35 · Agent Workflow Memory (AWM) — mine reusable recipes from past traces¶
TL;DR. After every solved task, extract a high-level workflow recipe (3-6 generalisable steps). Store recipes in a vector-indexed library. Future tasks retrieve the most-similar recipe and follow it.
| Property | Value |
|---|---|
| Origin | Wang et al., Agent Workflow Memory (2024). arXiv:2409.07429 |
| Storage | Vector-indexed arch.workflows list |
| Cost | 1 retrieve + 1 answer + 1 extract per task = ~3 calls |
| Sister to | Voyager (nb 29) — skills (code) vs workflows (recipes) |
2 · Architecture¶
flowchart LR
A([task]) --> R[RETRIEVE most-similar workflow]
R --> AN[ANSWER
prompt prepends recipe if found]
AN --> EX[EXTRACT new workflow
generalised steps]
EX --> Z([answer])
L[(workflow library
vector-indexed)]
R <-.search.-> L
EX -.add.-> L
style R fill:#fff3e0,stroke:#f57c00
style EX fill:#fce4ec,stroke:#c2185b
style L fill:#f3e5f5,stroke:#7b1fa2
3 · Theory¶
Voyager (nb 29) stores reusable code (skills). AWM stores reusable strategy (workflows). Skills are concrete; workflows are abstract. For tasks where a small Python function suffices, use Voyager. For tasks that share structure but differ in entities (e.g., "summarise then categorise" applies to news articles AND emails), use AWM.

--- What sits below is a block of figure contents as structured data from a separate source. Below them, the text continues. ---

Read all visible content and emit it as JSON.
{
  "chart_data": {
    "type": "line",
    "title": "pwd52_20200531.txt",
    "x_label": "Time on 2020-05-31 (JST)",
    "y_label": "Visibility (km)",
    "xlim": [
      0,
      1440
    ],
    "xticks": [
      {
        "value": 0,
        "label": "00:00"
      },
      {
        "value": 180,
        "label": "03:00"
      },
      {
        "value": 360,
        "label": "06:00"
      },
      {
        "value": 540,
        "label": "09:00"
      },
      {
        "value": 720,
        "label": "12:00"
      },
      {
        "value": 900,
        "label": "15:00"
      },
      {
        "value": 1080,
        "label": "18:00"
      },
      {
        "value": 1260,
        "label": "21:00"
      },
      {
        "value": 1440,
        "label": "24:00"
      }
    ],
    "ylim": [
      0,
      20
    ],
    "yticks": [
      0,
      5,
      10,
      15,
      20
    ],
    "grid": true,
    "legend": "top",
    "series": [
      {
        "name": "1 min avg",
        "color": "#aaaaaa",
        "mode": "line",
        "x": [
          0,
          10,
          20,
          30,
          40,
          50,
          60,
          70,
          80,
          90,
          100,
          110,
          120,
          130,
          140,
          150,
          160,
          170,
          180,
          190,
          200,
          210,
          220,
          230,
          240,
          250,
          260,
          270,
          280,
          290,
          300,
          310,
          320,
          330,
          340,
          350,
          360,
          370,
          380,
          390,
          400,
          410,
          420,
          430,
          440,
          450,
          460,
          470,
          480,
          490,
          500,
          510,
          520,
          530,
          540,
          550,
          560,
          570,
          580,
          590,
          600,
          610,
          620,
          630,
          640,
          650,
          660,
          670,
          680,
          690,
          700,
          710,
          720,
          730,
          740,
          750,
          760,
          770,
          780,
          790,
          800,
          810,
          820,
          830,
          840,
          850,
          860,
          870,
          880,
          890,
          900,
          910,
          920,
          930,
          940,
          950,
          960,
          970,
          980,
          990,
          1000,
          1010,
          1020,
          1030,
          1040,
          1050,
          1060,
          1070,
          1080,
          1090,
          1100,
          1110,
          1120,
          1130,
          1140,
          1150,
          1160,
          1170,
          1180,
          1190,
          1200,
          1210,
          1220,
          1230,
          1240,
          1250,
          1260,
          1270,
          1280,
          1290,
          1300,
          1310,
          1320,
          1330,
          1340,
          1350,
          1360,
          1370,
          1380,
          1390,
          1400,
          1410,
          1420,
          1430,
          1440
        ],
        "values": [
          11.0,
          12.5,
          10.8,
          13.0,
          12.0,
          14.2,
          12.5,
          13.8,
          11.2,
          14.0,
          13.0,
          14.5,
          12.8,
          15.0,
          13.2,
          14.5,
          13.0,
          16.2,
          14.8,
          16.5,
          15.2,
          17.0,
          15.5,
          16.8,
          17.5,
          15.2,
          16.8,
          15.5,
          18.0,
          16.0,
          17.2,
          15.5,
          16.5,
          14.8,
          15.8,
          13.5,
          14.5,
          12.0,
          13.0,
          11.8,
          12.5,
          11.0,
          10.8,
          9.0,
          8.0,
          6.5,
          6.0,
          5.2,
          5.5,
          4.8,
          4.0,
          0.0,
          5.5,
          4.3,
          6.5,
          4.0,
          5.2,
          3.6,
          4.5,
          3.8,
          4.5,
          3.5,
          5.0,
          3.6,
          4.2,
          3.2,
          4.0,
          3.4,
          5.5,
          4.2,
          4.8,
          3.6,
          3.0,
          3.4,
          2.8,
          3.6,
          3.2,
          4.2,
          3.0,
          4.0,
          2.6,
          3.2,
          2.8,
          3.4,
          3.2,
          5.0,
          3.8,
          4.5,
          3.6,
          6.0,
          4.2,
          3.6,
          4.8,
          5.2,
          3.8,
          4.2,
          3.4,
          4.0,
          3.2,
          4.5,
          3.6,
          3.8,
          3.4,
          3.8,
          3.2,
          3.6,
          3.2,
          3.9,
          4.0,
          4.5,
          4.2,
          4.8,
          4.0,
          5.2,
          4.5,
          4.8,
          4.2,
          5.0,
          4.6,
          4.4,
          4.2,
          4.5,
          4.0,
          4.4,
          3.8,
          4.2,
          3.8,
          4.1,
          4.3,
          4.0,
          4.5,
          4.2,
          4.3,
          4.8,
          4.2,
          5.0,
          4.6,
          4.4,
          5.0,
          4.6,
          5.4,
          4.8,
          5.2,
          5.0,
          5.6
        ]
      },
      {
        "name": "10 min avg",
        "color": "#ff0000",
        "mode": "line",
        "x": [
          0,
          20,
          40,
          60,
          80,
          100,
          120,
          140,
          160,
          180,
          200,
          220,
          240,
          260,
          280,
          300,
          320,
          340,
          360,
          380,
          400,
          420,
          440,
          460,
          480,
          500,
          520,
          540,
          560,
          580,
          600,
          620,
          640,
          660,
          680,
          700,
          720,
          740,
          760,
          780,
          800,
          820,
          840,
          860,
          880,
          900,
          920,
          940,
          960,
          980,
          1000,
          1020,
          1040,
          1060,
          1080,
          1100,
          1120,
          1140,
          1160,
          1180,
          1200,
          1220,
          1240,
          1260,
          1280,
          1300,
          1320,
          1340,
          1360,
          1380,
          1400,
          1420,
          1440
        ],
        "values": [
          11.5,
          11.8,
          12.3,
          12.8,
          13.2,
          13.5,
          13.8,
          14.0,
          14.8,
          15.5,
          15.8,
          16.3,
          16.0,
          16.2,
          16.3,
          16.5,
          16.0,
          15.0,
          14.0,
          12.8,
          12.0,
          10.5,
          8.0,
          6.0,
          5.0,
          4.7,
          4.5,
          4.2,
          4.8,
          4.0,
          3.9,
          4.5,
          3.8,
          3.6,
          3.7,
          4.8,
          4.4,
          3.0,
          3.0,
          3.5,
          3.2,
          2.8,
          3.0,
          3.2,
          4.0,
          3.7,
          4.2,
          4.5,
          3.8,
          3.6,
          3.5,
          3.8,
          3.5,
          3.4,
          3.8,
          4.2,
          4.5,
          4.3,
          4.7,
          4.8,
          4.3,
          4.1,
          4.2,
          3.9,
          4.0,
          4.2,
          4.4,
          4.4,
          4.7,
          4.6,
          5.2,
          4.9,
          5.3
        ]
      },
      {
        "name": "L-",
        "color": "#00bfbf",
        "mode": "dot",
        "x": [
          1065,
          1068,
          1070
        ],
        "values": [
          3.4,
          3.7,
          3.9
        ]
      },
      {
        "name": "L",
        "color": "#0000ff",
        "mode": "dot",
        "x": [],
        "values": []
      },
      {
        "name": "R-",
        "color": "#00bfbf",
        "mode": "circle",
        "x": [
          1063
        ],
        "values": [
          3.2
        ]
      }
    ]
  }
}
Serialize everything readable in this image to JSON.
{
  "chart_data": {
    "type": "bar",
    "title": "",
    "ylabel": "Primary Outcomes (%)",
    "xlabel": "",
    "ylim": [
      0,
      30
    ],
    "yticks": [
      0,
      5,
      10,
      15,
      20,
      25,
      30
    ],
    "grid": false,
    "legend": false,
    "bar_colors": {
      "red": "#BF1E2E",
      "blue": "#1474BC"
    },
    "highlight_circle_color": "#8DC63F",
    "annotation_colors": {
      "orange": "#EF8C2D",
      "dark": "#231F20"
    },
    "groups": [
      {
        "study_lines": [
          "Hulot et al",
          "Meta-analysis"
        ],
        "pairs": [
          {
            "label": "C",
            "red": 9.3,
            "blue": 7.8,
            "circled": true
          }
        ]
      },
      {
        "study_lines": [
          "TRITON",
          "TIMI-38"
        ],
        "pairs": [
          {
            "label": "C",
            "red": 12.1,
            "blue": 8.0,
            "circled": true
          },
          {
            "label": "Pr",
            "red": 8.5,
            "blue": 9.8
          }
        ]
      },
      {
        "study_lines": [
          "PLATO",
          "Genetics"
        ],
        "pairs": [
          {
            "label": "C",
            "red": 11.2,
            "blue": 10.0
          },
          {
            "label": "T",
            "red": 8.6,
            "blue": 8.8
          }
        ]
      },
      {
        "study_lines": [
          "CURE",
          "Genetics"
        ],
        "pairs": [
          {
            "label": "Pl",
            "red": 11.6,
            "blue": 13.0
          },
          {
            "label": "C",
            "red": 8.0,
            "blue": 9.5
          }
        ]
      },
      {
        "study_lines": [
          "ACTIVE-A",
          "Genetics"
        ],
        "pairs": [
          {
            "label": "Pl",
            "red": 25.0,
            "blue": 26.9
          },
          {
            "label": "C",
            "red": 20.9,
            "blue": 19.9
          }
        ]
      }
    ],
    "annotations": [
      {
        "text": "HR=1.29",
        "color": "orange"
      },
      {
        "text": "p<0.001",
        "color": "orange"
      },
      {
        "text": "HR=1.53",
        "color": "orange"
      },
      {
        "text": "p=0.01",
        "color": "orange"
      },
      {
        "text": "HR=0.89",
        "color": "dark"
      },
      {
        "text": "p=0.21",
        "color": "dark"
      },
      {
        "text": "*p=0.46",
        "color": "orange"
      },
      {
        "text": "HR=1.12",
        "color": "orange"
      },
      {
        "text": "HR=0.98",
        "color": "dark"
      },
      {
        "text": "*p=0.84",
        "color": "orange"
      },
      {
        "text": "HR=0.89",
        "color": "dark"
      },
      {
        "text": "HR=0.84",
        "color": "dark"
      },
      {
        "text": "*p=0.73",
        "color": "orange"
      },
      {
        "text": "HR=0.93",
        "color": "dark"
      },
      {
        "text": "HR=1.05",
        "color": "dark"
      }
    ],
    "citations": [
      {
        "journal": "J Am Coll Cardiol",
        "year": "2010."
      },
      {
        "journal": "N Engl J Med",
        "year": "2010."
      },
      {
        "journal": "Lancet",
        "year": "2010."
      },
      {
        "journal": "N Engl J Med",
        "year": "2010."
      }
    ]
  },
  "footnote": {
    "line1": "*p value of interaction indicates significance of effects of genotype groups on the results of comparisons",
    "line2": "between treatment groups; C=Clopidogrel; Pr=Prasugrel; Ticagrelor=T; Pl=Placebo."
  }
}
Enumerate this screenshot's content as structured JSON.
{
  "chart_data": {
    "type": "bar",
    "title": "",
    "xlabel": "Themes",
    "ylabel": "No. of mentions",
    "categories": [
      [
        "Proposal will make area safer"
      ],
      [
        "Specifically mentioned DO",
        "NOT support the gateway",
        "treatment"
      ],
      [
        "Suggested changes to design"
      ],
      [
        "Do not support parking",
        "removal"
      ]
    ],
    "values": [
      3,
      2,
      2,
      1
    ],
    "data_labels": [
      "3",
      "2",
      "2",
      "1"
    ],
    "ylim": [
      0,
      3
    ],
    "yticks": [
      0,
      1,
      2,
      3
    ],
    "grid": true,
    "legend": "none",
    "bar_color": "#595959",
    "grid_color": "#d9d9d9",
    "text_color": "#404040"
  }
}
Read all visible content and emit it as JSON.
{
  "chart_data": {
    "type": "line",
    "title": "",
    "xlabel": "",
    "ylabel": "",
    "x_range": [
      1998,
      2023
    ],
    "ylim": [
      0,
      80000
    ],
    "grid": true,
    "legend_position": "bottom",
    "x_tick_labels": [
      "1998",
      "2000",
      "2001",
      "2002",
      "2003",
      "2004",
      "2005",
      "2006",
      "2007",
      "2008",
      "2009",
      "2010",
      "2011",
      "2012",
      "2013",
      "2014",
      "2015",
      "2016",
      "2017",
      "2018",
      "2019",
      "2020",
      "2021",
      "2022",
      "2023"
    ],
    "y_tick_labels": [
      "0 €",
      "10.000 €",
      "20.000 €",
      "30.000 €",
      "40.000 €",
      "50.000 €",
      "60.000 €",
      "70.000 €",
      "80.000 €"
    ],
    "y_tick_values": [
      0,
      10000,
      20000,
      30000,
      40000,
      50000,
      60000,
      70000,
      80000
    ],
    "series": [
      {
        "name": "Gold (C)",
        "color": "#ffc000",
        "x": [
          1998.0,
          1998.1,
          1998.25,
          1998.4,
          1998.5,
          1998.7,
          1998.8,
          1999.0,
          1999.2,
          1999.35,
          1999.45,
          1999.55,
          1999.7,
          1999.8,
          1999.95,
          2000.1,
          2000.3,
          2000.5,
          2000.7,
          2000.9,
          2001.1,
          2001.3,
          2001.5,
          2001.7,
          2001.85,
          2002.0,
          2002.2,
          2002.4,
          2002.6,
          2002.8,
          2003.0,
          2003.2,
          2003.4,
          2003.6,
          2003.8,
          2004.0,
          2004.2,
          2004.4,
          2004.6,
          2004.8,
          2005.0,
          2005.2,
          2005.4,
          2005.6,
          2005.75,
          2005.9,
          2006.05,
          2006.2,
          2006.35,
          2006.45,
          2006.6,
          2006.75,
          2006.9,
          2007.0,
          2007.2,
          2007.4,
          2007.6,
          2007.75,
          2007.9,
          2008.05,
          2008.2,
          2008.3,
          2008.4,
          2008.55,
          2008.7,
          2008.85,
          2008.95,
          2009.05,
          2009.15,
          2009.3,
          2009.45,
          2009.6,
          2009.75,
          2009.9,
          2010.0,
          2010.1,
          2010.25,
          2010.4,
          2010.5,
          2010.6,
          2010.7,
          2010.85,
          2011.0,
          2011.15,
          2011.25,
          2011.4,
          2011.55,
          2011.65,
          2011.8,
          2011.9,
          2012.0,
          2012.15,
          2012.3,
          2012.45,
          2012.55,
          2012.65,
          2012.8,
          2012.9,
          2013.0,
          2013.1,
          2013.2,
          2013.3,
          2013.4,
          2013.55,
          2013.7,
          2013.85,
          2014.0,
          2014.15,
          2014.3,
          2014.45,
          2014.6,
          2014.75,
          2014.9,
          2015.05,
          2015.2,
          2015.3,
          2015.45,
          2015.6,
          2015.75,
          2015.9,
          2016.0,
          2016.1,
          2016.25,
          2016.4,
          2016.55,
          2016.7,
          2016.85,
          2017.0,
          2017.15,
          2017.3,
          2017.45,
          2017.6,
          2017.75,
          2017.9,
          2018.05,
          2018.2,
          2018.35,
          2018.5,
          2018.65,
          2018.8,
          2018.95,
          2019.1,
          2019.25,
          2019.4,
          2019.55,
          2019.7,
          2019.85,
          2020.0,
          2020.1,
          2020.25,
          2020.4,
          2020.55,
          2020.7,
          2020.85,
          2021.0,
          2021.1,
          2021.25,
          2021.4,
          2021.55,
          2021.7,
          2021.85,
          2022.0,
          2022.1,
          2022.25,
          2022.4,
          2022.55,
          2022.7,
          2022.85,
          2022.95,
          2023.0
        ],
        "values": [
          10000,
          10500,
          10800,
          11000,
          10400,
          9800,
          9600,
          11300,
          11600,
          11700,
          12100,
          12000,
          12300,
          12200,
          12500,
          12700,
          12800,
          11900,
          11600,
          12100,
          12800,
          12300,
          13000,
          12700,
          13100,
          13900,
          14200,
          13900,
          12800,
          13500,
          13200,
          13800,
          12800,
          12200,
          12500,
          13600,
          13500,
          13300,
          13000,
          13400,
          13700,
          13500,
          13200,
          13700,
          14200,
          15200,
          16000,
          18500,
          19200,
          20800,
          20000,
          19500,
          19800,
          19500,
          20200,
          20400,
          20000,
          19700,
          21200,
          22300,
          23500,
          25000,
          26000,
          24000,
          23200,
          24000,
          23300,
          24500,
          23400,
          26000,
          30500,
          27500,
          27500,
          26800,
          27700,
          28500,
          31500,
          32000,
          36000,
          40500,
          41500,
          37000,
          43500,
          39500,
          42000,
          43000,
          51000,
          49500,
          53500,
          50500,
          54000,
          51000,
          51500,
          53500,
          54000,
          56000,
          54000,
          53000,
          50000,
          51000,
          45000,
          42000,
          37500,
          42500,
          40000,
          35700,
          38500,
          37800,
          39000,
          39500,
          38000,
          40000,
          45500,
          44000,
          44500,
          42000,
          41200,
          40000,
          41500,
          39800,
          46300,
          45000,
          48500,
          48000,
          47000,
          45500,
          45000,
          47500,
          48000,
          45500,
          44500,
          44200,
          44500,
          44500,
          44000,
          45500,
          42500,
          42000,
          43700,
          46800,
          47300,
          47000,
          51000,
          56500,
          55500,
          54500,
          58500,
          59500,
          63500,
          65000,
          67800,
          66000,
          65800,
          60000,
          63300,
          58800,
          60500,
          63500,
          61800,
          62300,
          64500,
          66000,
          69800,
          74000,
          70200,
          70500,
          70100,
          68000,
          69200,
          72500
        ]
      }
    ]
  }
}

Demo: 3 sequential tasks of similar structure ("summarise X then categorise it"). Task 1 extracts a workflow; tasks 2 and 3 retrieve and follow it.
4 · Setup¶
from agentic_architectures import get_llm, enable_langsmith, settings
from agentic_architectures.architectures import AgentWorkflowMemory
from agentic_architectures.ui import print_md, print_header
enable_langsmith()
llm = get_llm(provider="nebius", model="meta-llama/Llama-3.3-70B-Instruct", temperature=0.2)
print_header(f"LLM: {llm.model}")
LLM: meta-llama/Llama-3.3-70B-Instruct ────────────────────────────────────────────────────────────────────────────
7 · Build the graph¶
from IPython.display import Image, display
arch = AgentWorkflowMemory(llm=llm)
graph = arch.build()
try: display(Image(graph.get_graph().draw_mermaid_png()))
except Exception as e:
print(f"(PNG unavailable: {e})")
print(graph.get_graph().draw_mermaid())
8 · Live run — 3 structurally-similar tasks¶
TASKS = [
"Summarise this in one sentence and then categorise it (news/opinion/research): 'A new study shows that octopuses may have evolved REM-like sleep states, suggesting that complex dreaming is older than previously thought.'",
"Summarise this in one sentence and then categorise it (news/opinion/research): 'In my view, the new urban-planning rules will choke small businesses; the city council needs to reconsider before the December deadline.'",
"Summarise this in one sentence and then categorise it (news/opinion/research): 'After fierce debate, Congress passed the infrastructure bill 218-211 on Tuesday, sending it to the President's desk.'",
]
for tag_idx, q in enumerate(TASKS, 1):
r = arch.run(q)
print(f"TASK_{tag_idx}: {q[:80]}...")
print(f" USED_RETRIEVED: {r.metadata['used_retrieved_workflow']}")
print(f" RETRIEVED_TYPE: {r.metadata['retrieved_workflow_type']!r}")
print(f" EXTRACTED_TYPE: {r.metadata['extracted_workflow_type']!r}")
print(f" LIBRARY: {r.metadata['library_size_before']} -> {r.metadata['library_size_after']}")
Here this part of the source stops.